Research presented at the recent Conference on Retroviruses and Opportunistic Infections shows that more individuals are aware of their HIV and hepatitis C (HCV) status, but more work is still needed.
Hepatitis C (HCV) and HIV remain prevalent infections in the United States partially because many individuals are unaware that they are infected. Indeed, this is the reason behind many recent social media campaigns encouraging individuals to #KnowYourStatus or be #HepAware.
To learn even more about how many individuals are unaware of their status, Lucia V. Torian, PhD, of the New York City Department of Health and Mental Hygiene, and colleagues studied individuals who presented to a busy NYC emergency room (ER) to discover how many were unaware of their status. The findings of their study were recently presented at the Conference on Retroviruses and Opportunistic Infections (CROI 2017) in Seattle, Washington.
Dr. Torian and her team gathered data from remnant serum of patients who visited the Bronx ER between March 8, 2015 and May 8, 2015. Blood was drawn from 63% of ER presenters, which was unusually high, according to the researchers. (The researchers noted that the study was blinded. Participants did not give consent in order to avoid patients’ bias due to perceived risk. In addition, all patient identifiers were permanently removed from the database.)
After drawing the blood, “the first consecutive 5,004 specimens appearing to have sufficient remnant serum to complete the two- or three-step testing algorithm for HIV or HCV were selected and transferred to the laboratory,” Dr. Torian and her team explained.
HIV diagnoses were screened using the fourth generation combination Antigen-Antibody immunoassay (Architect HIV Ag/Ab Combo) and confirmed with the second generation rapid HIV-1/HIV-2 differentiation assay (BioRad Multispot HIV-1/HIV-2 Rapid Test).
The Vitros Anti-HCV Immunodiagnostic Test screened for HCV with a reactive result being signal-to-cutoff ratio of >1.0. Infection was confirmed with the HCV RNA Polymerase Chain Reaction (PCR), with a positive result being >15 copies of HCV RNA/mL.

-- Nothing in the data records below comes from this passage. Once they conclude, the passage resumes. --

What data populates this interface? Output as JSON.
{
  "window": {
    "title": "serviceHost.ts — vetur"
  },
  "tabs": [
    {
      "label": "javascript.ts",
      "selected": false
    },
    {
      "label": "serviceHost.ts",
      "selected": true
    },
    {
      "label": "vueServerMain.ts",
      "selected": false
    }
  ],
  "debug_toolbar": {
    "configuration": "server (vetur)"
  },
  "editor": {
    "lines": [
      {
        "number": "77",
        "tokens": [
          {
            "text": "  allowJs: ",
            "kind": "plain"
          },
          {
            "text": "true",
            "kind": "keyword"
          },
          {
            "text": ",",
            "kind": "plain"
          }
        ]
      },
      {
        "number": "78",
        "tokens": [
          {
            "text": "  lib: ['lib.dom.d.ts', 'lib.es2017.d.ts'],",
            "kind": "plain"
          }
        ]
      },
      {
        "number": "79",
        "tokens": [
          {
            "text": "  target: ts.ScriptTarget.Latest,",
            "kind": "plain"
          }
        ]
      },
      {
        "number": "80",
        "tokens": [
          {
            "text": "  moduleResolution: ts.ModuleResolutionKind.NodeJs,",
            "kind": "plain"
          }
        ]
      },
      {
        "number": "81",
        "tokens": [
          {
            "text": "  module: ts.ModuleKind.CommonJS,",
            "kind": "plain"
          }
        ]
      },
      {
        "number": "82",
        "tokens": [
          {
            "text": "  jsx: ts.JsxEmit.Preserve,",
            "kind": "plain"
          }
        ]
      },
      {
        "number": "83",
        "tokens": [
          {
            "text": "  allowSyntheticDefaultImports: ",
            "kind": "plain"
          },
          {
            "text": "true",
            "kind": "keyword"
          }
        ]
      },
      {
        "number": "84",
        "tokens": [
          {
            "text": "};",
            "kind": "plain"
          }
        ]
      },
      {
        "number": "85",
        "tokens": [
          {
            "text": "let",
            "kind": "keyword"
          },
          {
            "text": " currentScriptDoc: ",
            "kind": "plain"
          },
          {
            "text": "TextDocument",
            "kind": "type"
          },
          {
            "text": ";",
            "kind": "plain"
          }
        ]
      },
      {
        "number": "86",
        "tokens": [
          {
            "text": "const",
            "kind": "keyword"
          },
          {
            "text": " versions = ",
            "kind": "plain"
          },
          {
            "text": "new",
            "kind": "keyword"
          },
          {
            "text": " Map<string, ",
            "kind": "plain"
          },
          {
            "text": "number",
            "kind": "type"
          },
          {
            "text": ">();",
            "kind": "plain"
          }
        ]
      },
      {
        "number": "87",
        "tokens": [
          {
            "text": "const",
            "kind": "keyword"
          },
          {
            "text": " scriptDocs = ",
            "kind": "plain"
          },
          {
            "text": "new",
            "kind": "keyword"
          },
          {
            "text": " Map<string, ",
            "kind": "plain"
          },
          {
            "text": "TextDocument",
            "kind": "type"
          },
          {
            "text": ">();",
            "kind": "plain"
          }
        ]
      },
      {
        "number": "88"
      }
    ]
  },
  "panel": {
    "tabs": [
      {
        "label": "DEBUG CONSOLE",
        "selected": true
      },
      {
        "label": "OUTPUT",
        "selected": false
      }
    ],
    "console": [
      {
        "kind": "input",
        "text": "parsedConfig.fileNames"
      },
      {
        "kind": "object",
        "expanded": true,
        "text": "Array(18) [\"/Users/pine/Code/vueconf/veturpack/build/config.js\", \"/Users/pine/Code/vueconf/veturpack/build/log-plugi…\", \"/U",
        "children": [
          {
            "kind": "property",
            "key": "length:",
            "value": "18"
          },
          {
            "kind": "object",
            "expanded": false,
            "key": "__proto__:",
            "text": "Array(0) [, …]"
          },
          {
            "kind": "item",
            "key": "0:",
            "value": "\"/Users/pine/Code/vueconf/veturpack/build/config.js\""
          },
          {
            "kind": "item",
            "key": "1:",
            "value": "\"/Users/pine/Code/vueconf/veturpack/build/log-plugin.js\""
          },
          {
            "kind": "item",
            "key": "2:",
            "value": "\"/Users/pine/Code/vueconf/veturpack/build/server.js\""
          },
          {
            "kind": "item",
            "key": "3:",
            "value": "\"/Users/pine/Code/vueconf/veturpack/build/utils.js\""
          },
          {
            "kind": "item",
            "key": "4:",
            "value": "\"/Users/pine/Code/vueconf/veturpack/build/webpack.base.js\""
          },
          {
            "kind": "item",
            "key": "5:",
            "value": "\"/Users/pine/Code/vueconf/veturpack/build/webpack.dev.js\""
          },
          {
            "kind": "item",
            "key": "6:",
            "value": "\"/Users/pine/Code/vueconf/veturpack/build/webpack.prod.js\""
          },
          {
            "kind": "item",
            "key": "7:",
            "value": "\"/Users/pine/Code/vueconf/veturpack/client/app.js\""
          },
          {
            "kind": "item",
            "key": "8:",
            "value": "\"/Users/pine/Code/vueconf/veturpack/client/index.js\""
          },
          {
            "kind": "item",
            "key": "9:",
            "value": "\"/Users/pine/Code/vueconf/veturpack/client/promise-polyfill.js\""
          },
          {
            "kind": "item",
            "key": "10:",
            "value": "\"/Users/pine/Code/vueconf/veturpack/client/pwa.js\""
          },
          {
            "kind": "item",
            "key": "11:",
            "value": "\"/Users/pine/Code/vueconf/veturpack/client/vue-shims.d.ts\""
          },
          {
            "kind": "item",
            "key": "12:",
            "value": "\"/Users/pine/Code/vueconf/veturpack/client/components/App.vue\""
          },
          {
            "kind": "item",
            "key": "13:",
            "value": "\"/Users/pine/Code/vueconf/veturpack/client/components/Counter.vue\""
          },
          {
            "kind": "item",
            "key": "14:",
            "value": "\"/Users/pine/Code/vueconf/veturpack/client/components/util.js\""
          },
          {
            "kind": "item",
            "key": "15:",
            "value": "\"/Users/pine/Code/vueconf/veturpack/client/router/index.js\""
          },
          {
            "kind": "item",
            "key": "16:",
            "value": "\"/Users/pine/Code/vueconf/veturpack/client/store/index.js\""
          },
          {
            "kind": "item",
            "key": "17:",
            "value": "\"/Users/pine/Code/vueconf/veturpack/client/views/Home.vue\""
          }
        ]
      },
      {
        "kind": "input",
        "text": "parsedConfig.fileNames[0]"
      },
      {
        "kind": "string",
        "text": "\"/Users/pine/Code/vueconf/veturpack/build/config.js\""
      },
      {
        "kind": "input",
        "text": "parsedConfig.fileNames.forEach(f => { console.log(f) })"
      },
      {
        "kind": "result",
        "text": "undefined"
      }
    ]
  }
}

Out of the 4,990 completed tests for HIV, 308 patients were repeatedly reactive on screening. Two hundred and forty-eight patients were reactive with supplemental testing and two patients had antibody-negative/RNA positive acute HIV infections—bringing the total to 250 HIV-positive ER visitors (5%). The researchers found that only 12 of the 250 individuals who tested positive were undiagnosed (seven males, five females). Seven of the undiagnosed patients were ages 40 to 59. The researchers found anti-HCV antibody in 372 of 4,989 participants (7.5%) with completed results. The confirmatory test showed HCV RNA positive in 196 individuals—38 of which (19.2%) of which were undiagnosed.
The researchers also found a substantial number of coinfections in the cohort of patients. Of HIV-positive individuals, 32% had anti-HCV antibody; 21% of those who were anti-HCV positive had HIV. In addition, 16% of those with HIV were HCV RNA positive; 19% of HCV RNA positive also had HIV.
According to the researchers, the prevalence of HIV and the number of undiagnosed cases were actually the lowest in the history of serosurveys conducted in NYC ERs. The prevalence of HCV and the number of undiagnosed cases, however, were higher in this serosurvey than what officials estimated city-wide. Those individuals from the baby boomer generation (those born between 1945 and 1965) had the highest HCV prevalence in the study. According to the Centers for Disease Control and Prevention (CDC), “national prevalence data show that people born during these years are five times more likely than other adults to be infected.” The researchers found that individuals aged 40 to 59 years and 70 to 89 years also had high rates of HCV.
Although this study shows the number of undiagnosed patients on a localized scale, the CDC estimates that on a larger scale, 13% of individuals infected with HIV and 50% of individuals infected with HCV are not aware of their positive status.